Texton shareholders are referred to the announcement released on SENS on 29 August 2016 which communicated that the board of directors of Texton consider the potential internalisation of the management of Texton on a regular basis.
Pursuant to the above, Shareholders are hereby advised that the Board and the shareholders of Texton Property Investments Proprietary Limited have agreed the terms of a potential transaction that, if implemented, would have the economic effect of internalizing the management of Texton in a manner that would better align the interests of the Company’s management and investors and is consistent with global best practice.
High level terms of the Proposed Manco Internalization
In terms of the Proposed Manco Internalisation, a consideration of R180 million will be paid by Texton to the Manager in cash.

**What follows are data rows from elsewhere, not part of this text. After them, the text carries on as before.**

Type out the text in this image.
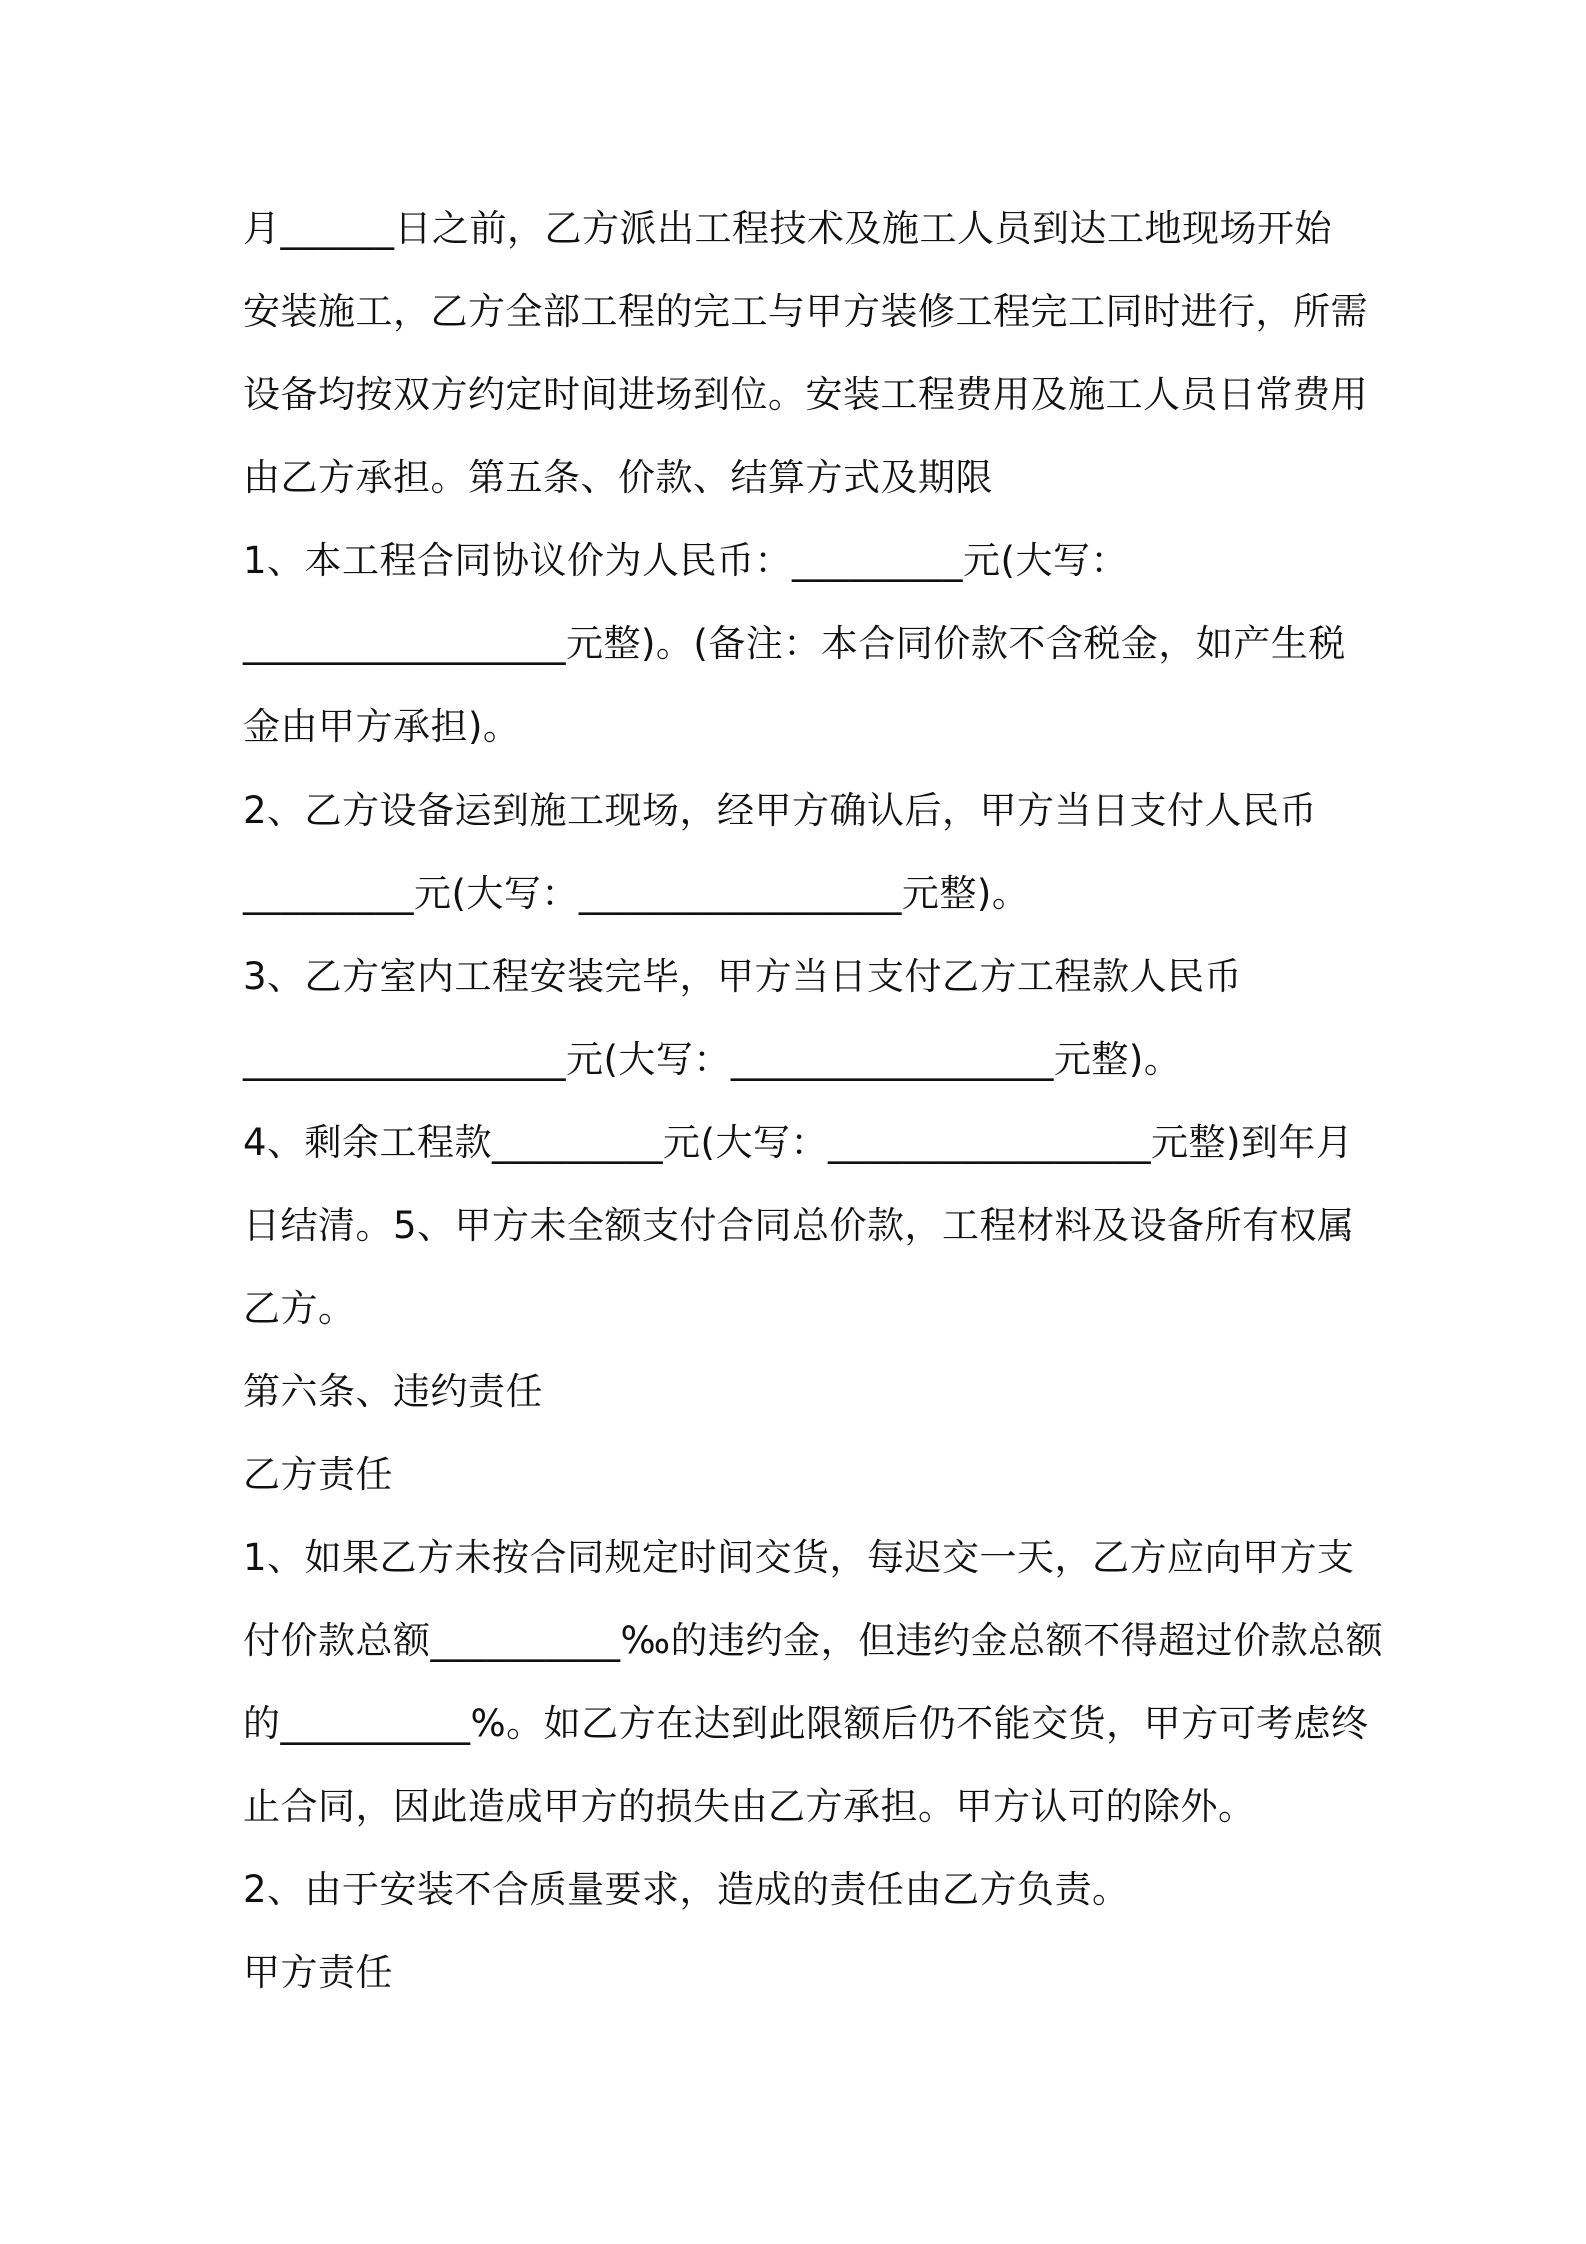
月______日之前，乙方派出工程技术及施工人员到达工地现场开始
安装施工，乙方全部工程的完工与甲方装修工程完工同时进行，所需
设备均按双方约定时间进场到位。安装工程费用及施工人员日常费用
由乙方承担。第五条、价款、结算方式及期限
1、本工程合同协议价为人民币：_________元(大写：
_________________元整)。(备注：本合同价款不含税金，如产生税
金由甲方承担)。
2、乙方设备运到施工现场，经甲方确认后，甲方当日支付人民币
_________元(大写：_________________元整)。
3、乙方室内工程安装完毕，甲方当日支付乙方工程款人民币
_________________元(大写：_________________元整)。
4、剩余工程款_________元(大写：_________________元整)到年月
日结清。5、甲方未全额支付合同总价款，工程材料及设备所有权属
乙方。
第六条、违约责任
乙方责任
1、如果乙方未按合同规定时间交货，每迟交一天，乙方应向甲方支
付价款总额__________‰的违约金，但违约金总额不得超过价款总额
的__________%。如乙方在达到此限额后仍不能交货，甲方可考虑终
止合同，因此造成甲方的损失由乙方承担。甲方认可的除外。
2、由于安装不合质量要求，造成的责任由乙方负责。
甲方责任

The Proposed Manco Internalisation will be subject to the fulfillment of, inter alia, the following conditions precedent:
- Texton having carried out a due diligence exercise on the Manager to its satisfaction;
- Texton and the Manager entering into definitive binding agreements pursuant to the Proposed Manco Internalisation;
- All resolutions required to implement the Proposed Manco Internalization being approved by Shareholders, to the extent required; and
- All required regulatory approvals, including a fairness opinion, being obtained.
The Company has received indicative support for the Proposed Manco Internalisation from shareholders who control circa 40% of the eligible votes in relation thereto.
Further details relating to the Proposed Manco Internalisation will be released in due course.